Caral : synchronicité Pérou-Égypte

À 200 km au nord de Lima, capitale actuelle du Pérou, s’étend, de part et d’autre de la rivière Supe, une vallée couvrant environ 90 km depuis la côte pacifique jusqu’aux contreforts des Andes. Dans la partie méridionale de celle-ci, et à 23 km à l’intérieur des terres, se dresse, sur une dune de sable non loin du village de Caral, un site surplombant la rivière. Connu déjà depuis 1905 mais n’ayant jamais livré ni or, ni poteries, ni objets en céramique, il ne fut plus réexploré avant 1994. La zone centrale de Caral couvre une superficie de 65 hectares (620 x 1045 m), autour de laquelle sont répartis six grands tertres à plate-forme, ainsi qu’une trentaine de collines plus petites. À chaque tertre est associée une zone résidentielle et, pour deux d’entre eux, une plaza circulaire encaissée. Leurs dimensions minimales sont de 60 x 45 m pour une hauteur d’au moins 10 m, et la plupart furent construits en une seule phase ; l’architecture est celle de véritables pyramides tronquées à terrasse. La plus grande, baptisée Piramide Mayor, demeurera longtemps la plus monumentale du Pérou : sur une base de 160 x 150 m (quatre terrains de football) et avec une hauteur de 18 mètres (quatre étages), son volume peut s’estimer à 200.000 m³ ; elle fut édifiée en deux phases. Passée une plaza encaissée, on accède à la terrasse par un escalier débouchant sur une espèce d’atrium où se dressait un monolithe haut de 1m70 ; plus avant, un endroit dont on a pu déterminer qu’un feu y était largement utilisé ; et enfin, flanquant ce lieu sacré, un bâtiment rituel à plusieurs pièces, construit en pierre volcanique assemblée au mortier. Tout ceci semble avoir eu une destination religieuse ; en tout cas, on n’y a relevé aucune trace d’entreposage quelconque.

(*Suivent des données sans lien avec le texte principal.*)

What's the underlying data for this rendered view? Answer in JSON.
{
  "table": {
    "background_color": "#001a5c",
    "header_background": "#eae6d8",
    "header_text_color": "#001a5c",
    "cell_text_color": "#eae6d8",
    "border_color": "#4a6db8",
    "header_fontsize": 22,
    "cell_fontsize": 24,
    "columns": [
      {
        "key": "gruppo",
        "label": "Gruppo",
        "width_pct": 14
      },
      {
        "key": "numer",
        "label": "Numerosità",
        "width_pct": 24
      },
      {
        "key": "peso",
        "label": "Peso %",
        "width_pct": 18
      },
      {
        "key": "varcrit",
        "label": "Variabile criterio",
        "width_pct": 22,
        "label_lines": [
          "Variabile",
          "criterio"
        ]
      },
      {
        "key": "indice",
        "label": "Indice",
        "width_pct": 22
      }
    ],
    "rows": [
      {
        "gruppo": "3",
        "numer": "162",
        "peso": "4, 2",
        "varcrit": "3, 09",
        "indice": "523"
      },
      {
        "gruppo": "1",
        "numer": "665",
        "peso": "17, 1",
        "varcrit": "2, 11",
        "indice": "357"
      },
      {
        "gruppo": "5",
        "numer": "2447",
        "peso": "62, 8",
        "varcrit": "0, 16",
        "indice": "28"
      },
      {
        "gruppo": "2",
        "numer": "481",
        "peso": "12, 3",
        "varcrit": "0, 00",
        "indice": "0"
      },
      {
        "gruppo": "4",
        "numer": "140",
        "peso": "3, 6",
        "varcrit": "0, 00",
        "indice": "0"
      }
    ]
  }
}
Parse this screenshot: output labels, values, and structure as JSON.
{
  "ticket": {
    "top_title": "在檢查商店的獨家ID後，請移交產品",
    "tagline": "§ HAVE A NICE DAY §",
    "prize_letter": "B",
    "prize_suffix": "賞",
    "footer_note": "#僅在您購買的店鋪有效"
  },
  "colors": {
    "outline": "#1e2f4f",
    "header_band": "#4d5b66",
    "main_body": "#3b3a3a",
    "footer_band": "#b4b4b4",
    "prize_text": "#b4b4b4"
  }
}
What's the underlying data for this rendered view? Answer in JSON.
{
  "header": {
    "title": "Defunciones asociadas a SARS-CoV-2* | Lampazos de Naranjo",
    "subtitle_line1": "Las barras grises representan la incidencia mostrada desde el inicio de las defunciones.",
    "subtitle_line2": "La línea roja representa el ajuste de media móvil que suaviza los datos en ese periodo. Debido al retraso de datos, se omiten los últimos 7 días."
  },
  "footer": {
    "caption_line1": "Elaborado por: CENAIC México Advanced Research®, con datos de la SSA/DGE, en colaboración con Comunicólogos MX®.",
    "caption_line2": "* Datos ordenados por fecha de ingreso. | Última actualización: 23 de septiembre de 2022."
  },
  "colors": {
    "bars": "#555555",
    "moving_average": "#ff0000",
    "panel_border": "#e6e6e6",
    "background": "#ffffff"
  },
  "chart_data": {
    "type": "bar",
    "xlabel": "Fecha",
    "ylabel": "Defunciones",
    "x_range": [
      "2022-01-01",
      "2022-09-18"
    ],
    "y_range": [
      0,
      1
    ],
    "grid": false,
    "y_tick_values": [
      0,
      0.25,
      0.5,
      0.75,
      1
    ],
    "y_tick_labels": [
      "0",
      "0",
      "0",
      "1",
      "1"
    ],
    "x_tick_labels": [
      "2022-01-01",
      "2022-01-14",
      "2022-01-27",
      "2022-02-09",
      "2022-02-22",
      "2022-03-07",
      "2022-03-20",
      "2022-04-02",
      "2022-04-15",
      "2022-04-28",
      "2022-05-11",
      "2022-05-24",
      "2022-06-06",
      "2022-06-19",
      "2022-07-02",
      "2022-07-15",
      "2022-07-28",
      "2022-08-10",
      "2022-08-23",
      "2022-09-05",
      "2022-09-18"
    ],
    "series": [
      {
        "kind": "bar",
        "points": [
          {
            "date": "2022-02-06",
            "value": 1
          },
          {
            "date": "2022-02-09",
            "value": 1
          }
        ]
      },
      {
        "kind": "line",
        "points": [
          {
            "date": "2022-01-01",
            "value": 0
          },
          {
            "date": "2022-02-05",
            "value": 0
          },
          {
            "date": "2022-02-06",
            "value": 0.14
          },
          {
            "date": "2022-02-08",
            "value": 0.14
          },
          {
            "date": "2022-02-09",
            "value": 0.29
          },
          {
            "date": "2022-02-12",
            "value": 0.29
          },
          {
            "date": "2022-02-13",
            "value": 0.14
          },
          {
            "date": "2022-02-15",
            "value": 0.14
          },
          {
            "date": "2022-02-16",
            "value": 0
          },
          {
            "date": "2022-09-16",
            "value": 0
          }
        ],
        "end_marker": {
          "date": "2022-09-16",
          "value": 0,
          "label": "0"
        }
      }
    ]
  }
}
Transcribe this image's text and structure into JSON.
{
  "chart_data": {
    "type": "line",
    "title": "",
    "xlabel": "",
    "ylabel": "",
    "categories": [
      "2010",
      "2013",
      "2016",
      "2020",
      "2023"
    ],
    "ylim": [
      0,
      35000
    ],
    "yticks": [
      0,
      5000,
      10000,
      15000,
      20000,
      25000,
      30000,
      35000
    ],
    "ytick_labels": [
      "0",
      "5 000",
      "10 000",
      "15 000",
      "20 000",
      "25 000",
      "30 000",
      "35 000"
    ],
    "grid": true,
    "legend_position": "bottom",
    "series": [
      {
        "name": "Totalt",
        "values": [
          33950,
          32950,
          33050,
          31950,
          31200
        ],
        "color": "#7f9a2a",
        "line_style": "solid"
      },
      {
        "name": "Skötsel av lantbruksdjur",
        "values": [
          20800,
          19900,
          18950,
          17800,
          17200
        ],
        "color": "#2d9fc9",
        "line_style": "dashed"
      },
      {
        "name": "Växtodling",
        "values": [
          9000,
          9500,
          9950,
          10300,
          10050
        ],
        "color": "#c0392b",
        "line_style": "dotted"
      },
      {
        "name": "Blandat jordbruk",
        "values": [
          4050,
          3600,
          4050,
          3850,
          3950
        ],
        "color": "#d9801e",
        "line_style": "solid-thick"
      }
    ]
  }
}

Le complexe cérémoniel de Caral.

Cette pyramide, aussi bien que les autres tertres plus petits, était faite de murs de soutènement en pierre taillée. À l’aide de cordes en fibres de roseaux, la pierre était acheminée depuis la carrière d’exploitation, puis soigneusement polie et recouverte de multiples couches de plâtre en couleur (une teinte variant du blanc au jaune ou au rouge selon la lumière du jour). Des galets et de la blocaille provenant de la rivière voisine étaient amenés dans des shicra, des sacs faits de roseaux tissés de façon assez lâche : sacs et pierres étaient alors déposés tels quels et laissés en place à l’intérieur des murs. Sous l’un de ceux-ci, en bordure de la pyramide la plus occidentale, ont été retrouvés les restes d’un bébé de dix-huit mois, enveloppé dans une natte de joncs et peut-être sacrifié dans le cadre d’un rite de fondation. Enfin, au sud-ouest du site, se dresse ce qui fut peut-être le complexe cérémoniel de Caral : une plaza circulaire encaissée, entourée de gradins tel un amphithéâtre de 29 m de diamètre et faisant face à une petite pyramide ; sur la terrasse de son temple fut retrouvé un autre monolithe, de la même taille que celui de la Piramide Mayor.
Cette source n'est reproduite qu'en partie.